Going through The Con X (★★★★), it’s clear that the artists were given free rein to interpret the songs how they saw fit. The result is an incredibly varied album. Ruth B’s “I Was Married” and Shamir’s standout cover of “Like O, Like H” offer stripped back acoustic versions of their respective songs that carry the passion of the originals and preserve the DIY aesthetic of the 2007 album. Other artists make the songs their own, as with Shura’s version of the title track and City and Colour’s “Hop a Plane.” “Back In Your Head” is covered twice, first by Ryan Adams, who hews closely to the original raucous energy of the original, and then by Cyndi Lauper, who gives it more of a synthpop gloss. In selecting their lineup for this cover album, the Quins made a point of choosing LGBTQ or LGBTQ-allied artists, a fitting choice for an album whose proceeds will go directly to the Tegan and Sara Foundation, an organization set up to support and advocate for LGBTQ women and girls.

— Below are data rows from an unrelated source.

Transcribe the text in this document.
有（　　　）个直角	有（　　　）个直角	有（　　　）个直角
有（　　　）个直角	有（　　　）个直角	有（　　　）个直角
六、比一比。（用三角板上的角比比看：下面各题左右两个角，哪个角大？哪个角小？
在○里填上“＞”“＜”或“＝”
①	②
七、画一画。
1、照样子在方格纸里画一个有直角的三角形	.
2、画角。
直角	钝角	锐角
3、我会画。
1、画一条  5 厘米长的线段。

To understand why they chose to commemorate their fifth studio album, neither their commercial nor critical breakthrough, we have to look at what it meant for a generation of fans that first heard it ten years ago. The release of The Con was, for many of their fans, akin to a coming-of-age experience. Artists like Shura are of a generation now well into their twenties that would likely have first heard The Con in their teens.

In a volatile and emotionally fraught period of their lives, they would have heard sharp, unapologetic lyrics, fiercely individual artists, and, most important of all, music that existed outside the crushing, pervasive heteronormativity of both pop and indie rock alike. For many who were not accustomed to hearing music made for them, Tegan and Sara’s songs for the first time felt like a lifeline. And in the hands of these artists, they still resonate.